Wikipedia’s concern is two-fold: First, scraping of their content means fewer visitors and less reliance on their platform, resulting in declining revenue and traffic. Second, they're concerned about the enormous strain scraping traffic is placing on their servers. That’s why Wikipedia is urging users (namely AI companies) to use their paid search option, which allows users to search their content at scale, but without overloading servers or essentially ‘stealing’ this valuable information for ‘free’.  

The themes of this particular story are right in line with what we’re seeing from our security research team. Our Q2 Threat Insights Report and our upcoming Q3 report highlight similar findings. With bots comprising a large proportion of overall website traffic, the result is infrastructure strain, ‘stolen’ content, and risk of malicious intent going unchecked. Our Q2 report highlighted how “AI bots can place significant strain on unprotected web infrastructure, with peak traffic reaching up to 39,000 requests per minute”.

The pushback against AI is underway

Miller, in his blog post, stated that their adoption of better bot management solutions, to “reclassify [their] traffic”, yielded the finding that “much of their unusually high traffic… was coming from bots that were built to evade detection”.

This points to a trend we are tracking across our own data - organizations are wising up to the fact that even ‘wanted bots’ or those seemingly without malicious intent, can still place undue strain on their infrastructure and ‘steal’ their valuable IP. 

In fact, our upcoming Q3 Threat Insights Report found that organizations are now increasingly blocking ‘wanted’ bots, or those that are thought to be non-malicious. This indicates to us that tolerance for AI scraping, even for legitimate purposes, is starting to be met with scrutiny. Orgs are no longer openly allowing scraping to consume their data without compensation. 

While Wikipedia is under increased pressure due to its non-profit status, the same issue persists for publishers worldwide.

Given the impact on revenue and infrastructure costs, we anticipate others joining Wikipedia and continuing to crack down on AI scraping.

A Bot Management strategy is no longer a nice-to-have

Bot management solutions are no longer optional - they should be a mandatory component of any AppSec program.
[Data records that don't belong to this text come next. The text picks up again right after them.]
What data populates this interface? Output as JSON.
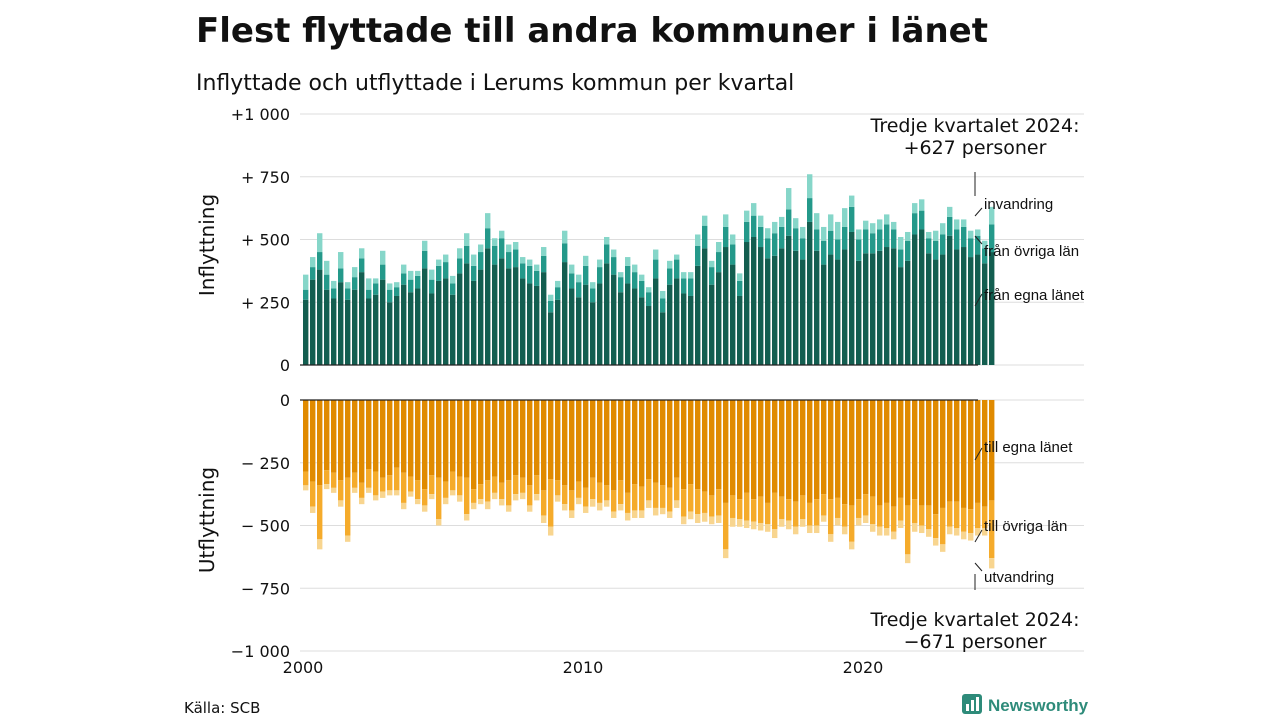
{
  "chart_data": {
    "type": "bar",
    "title": "Flest flyttade till andra kommuner i länet",
    "subtitle": "Inflyttade och utflyttade i Lerums kommun per kvartal",
    "source": "Källa: SCB",
    "brand": "Newsworthy",
    "x_tick_labels": [
      "2000",
      "2010",
      "2020"
    ],
    "x_tick_years": [
      2000,
      2010,
      2020
    ],
    "start_year": 2000,
    "panels": {
      "in": {
        "axis_label": "Inflyttning",
        "ylim": [
          0,
          1000
        ],
        "y_ticks": [
          0,
          250,
          500,
          750,
          1000
        ],
        "y_tick_labels": [
          "0",
          "+  250",
          "+  500",
          "+  750",
          "+1 000"
        ],
        "series_labels": [
          "från egna länet",
          "från övriga län",
          "invandring"
        ],
        "colors": [
          "#135e50",
          "#24998a",
          "#86d6c9"
        ],
        "callout": [
          "Tredje kvartalet 2024:",
          "+627 personer"
        ]
      },
      "out": {
        "axis_label": "Utflyttning",
        "ylim": [
          -1000,
          0
        ],
        "y_ticks": [
          0,
          -250,
          -500,
          -750,
          -1000
        ],
        "y_tick_labels": [
          "0",
          "−  250",
          "−  500",
          "−  750",
          "−1 000"
        ],
        "series_labels": [
          "till egna länet",
          "till övriga län",
          "utvandring"
        ],
        "colors": [
          "#e08a00",
          "#f5ab2b",
          "#f8d58f"
        ],
        "callout": [
          "Tredje kvartalet 2024:",
          "−671 personer"
        ]
      }
    },
    "x": [
      "2000 Q1",
      "2000 Q2",
      "2000 Q3",
      "2000 Q4",
      "2001 Q1",
      "2001 Q2",
      "2001 Q3",
      "2001 Q4",
      "2002 Q1",
      "2002 Q2",
      "2002 Q3",
      "2002 Q4",
      "2003 Q1",
      "2003 Q2",
      "2003 Q3",
      "2003 Q4",
      "2004 Q1",
      "2004 Q2",
      "2004 Q3",
      "2004 Q4",
      "2005 Q1",
      "2005 Q2",
      "2005 Q3",
      "2005 Q4",
      "2006 Q1",
      "2006 Q2",
      "2006 Q3",
      "2006 Q4",
      "2007 Q1",
      "2007 Q2",
      "2007 Q3",
      "2007 Q4",
      "2008 Q1",
      "2008 Q2",
      "2008 Q3",
      "2008 Q4",
      "2009 Q1",
      "2009 Q2",
      "2009 Q3",
      "2009 Q4",
      "2010 Q1",
      "2010 Q2",
      "2010 Q3",
      "2010 Q4",
      "2011 Q1",
      "2011 Q2",
      "2011 Q3",
      "2011 Q4",
      "2012 Q1",
      "2012 Q2",
      "2012 Q3",
      "2012 Q4",
      "2013 Q1",
      "2013 Q2",
      "2013 Q3",
      "2013 Q4",
      "2014 Q1",
      "2014 Q2",
      "2014 Q3",
      "2014 Q4",
      "2015 Q1",
      "2015 Q2",
      "2015 Q3",
      "2015 Q4",
      "2016 Q1",
      "2016 Q2",
      "2016 Q3",
      "2016 Q4",
      "2017 Q1",
      "2017 Q2",
      "2017 Q3",
      "2017 Q4",
      "2018 Q1",
      "2018 Q2",
      "2018 Q3",
      "2018 Q4",
      "2019 Q1",
      "2019 Q2",
      "2019 Q3",
      "2019 Q4",
      "2020 Q1",
      "2020 Q2",
      "2020 Q3",
      "2020 Q4",
      "2021 Q1",
      "2021 Q2",
      "2021 Q3",
      "2021 Q4",
      "2022 Q1",
      "2022 Q2",
      "2022 Q3",
      "2022 Q4",
      "2023 Q1",
      "2023 Q2",
      "2023 Q3",
      "2023 Q4",
      "2024 Q1",
      "2024 Q2",
      "2024 Q3"
    ],
    "series": [
      {
        "name": "från egna länet",
        "panel": "in",
        "values": [
          260,
          340,
          380,
          300,
          265,
          330,
          260,
          300,
          370,
          265,
          280,
          340,
          250,
          275,
          320,
          290,
          305,
          385,
          285,
          335,
          345,
          280,
          365,
          405,
          335,
          380,
          465,
          400,
          425,
          385,
          390,
          345,
          325,
          315,
          370,
          210,
          260,
          410,
          305,
          270,
          320,
          250,
          325,
          405,
          360,
          290,
          325,
          305,
          270,
          235,
          345,
          210,
          320,
          345,
          285,
          275,
          395,
          465,
          320,
          370,
          470,
          400,
          275,
          490,
          510,
          470,
          425,
          435,
          465,
          515,
          455,
          420,
          570,
          455,
          400,
          440,
          420,
          460,
          530,
          415,
          445,
          445,
          455,
          470,
          465,
          390,
          415,
          520,
          540,
          445,
          420,
          440,
          515,
          460,
          470,
          430,
          440,
          405,
          450
        ]
      },
      {
        "name": "från övriga län",
        "panel": "in",
        "values": [
          40,
          50,
          70,
          60,
          40,
          55,
          45,
          50,
          55,
          35,
          45,
          60,
          50,
          35,
          45,
          50,
          50,
          70,
          55,
          60,
          65,
          45,
          60,
          70,
          60,
          70,
          80,
          75,
          80,
          65,
          70,
          60,
          70,
          60,
          65,
          45,
          50,
          75,
          60,
          60,
          75,
          55,
          65,
          75,
          70,
          60,
          70,
          65,
          65,
          55,
          75,
          55,
          65,
          75,
          60,
          70,
          80,
          90,
          70,
          80,
          80,
          80,
          60,
          80,
          85,
          80,
          80,
          90,
          85,
          105,
          90,
          85,
          95,
          85,
          95,
          95,
          80,
          90,
          100,
          85,
          95,
          80,
          85,
          90,
          75,
          70,
          80,
          85,
          75,
          60,
          75,
          80,
          75,
          80,
          80,
          75,
          75,
          60,
          110
        ]
      },
      {
        "name": "invandring",
        "panel": "in",
        "values": [
          60,
          40,
          75,
          55,
          30,
          65,
          25,
          40,
          40,
          45,
          20,
          55,
          25,
          20,
          35,
          35,
          20,
          40,
          40,
          25,
          30,
          30,
          40,
          50,
          45,
          30,
          60,
          30,
          30,
          30,
          30,
          25,
          25,
          25,
          35,
          25,
          25,
          50,
          35,
          30,
          40,
          25,
          30,
          30,
          30,
          20,
          35,
          30,
          25,
          20,
          40,
          30,
          30,
          20,
          25,
          25,
          45,
          40,
          25,
          40,
          50,
          40,
          30,
          45,
          50,
          45,
          40,
          45,
          40,
          85,
          40,
          45,
          95,
          65,
          55,
          65,
          70,
          75,
          45,
          40,
          35,
          40,
          40,
          40,
          30,
          50,
          35,
          40,
          45,
          25,
          40,
          45,
          40,
          40,
          30,
          30,
          25,
          30,
          70
        ]
      },
      {
        "name": "till egna länet",
        "panel": "out",
        "values": [
          -285,
          -325,
          -340,
          -280,
          -290,
          -320,
          -310,
          -290,
          -330,
          -275,
          -285,
          -310,
          -300,
          -270,
          -290,
          -305,
          -320,
          -355,
          -300,
          -310,
          -325,
          -285,
          -305,
          -310,
          -355,
          -335,
          -320,
          -305,
          -330,
          -320,
          -300,
          -310,
          -340,
          -300,
          -360,
          -315,
          -320,
          -340,
          -360,
          -325,
          -350,
          -310,
          -330,
          -340,
          -360,
          -320,
          -370,
          -335,
          -345,
          -315,
          -330,
          -340,
          -350,
          -310,
          -355,
          -335,
          -355,
          -365,
          -380,
          -355,
          -410,
          -380,
          -395,
          -370,
          -395,
          -385,
          -410,
          -370,
          -385,
          -395,
          -405,
          -380,
          -410,
          -395,
          -375,
          -395,
          -390,
          -415,
          -420,
          -395,
          -375,
          -385,
          -420,
          -410,
          -425,
          -390,
          -420,
          -395,
          -420,
          -420,
          -455,
          -430,
          -405,
          -405,
          -430,
          -435,
          -410,
          -425,
          -400
        ]
      },
      {
        "name": "till övriga län",
        "panel": "out",
        "values": [
          -55,
          -100,
          -215,
          -55,
          -60,
          -80,
          -230,
          -60,
          -60,
          -75,
          -95,
          -55,
          -60,
          -90,
          -120,
          -60,
          -75,
          -65,
          -75,
          -165,
          -65,
          -75,
          -75,
          -145,
          -55,
          -60,
          -85,
          -65,
          -65,
          -100,
          -75,
          -60,
          -80,
          -75,
          -100,
          -190,
          -60,
          -75,
          -80,
          -65,
          -75,
          -85,
          -80,
          -60,
          -85,
          -95,
          -80,
          -105,
          -95,
          -85,
          -100,
          -90,
          -95,
          -90,
          -110,
          -110,
          -100,
          -85,
          -85,
          -105,
          -185,
          -90,
          -80,
          -110,
          -90,
          -105,
          -85,
          -145,
          -90,
          -85,
          -100,
          -95,
          -90,
          -105,
          -85,
          -140,
          -80,
          -90,
          -145,
          -75,
          -85,
          -110,
          -85,
          -100,
          -100,
          -90,
          -195,
          -95,
          -80,
          -95,
          -95,
          -145,
          -100,
          -105,
          -95,
          -95,
          -100,
          -85,
          -230
        ]
      },
      {
        "name": "utvandring",
        "panel": "out",
        "values": [
          -20,
          -25,
          -40,
          -20,
          -20,
          -25,
          -25,
          -20,
          -25,
          -20,
          -20,
          -25,
          -20,
          -20,
          -25,
          -20,
          -20,
          -25,
          -20,
          -25,
          -25,
          -20,
          -25,
          -25,
          -25,
          -20,
          -30,
          -25,
          -25,
          -25,
          -25,
          -25,
          -25,
          -25,
          -30,
          -35,
          -25,
          -25,
          -30,
          -25,
          -25,
          -30,
          -30,
          -25,
          -25,
          -25,
          -30,
          -30,
          -30,
          -30,
          -30,
          -25,
          -25,
          -30,
          -30,
          -30,
          -35,
          -35,
          -30,
          -30,
          -35,
          -35,
          -30,
          -30,
          -30,
          -30,
          -30,
          -35,
          -30,
          -35,
          -30,
          -30,
          -30,
          -30,
          -25,
          -30,
          -30,
          -30,
          -30,
          -30,
          -30,
          -30,
          -35,
          -30,
          -30,
          -30,
          -35,
          -35,
          -30,
          -30,
          -30,
          -30,
          -30,
          -30,
          -30,
          -30,
          -30,
          -30,
          -41
        ]
      }
    ]
  }
}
Capabilities like our offering in partnership with Tollbit allow organizations to charge bots instead of just banning them altogether - this is exactly the approach Wikipedia is taking.

Net net? Orgs are starting to crack down - It’s not profitable or sustainable to simply allow free use of your content, and it is becoming increasingly important to have a bot strategy in place. 

Organizations should remember that Robots.txt files are not a shield - they are simply a suggestion.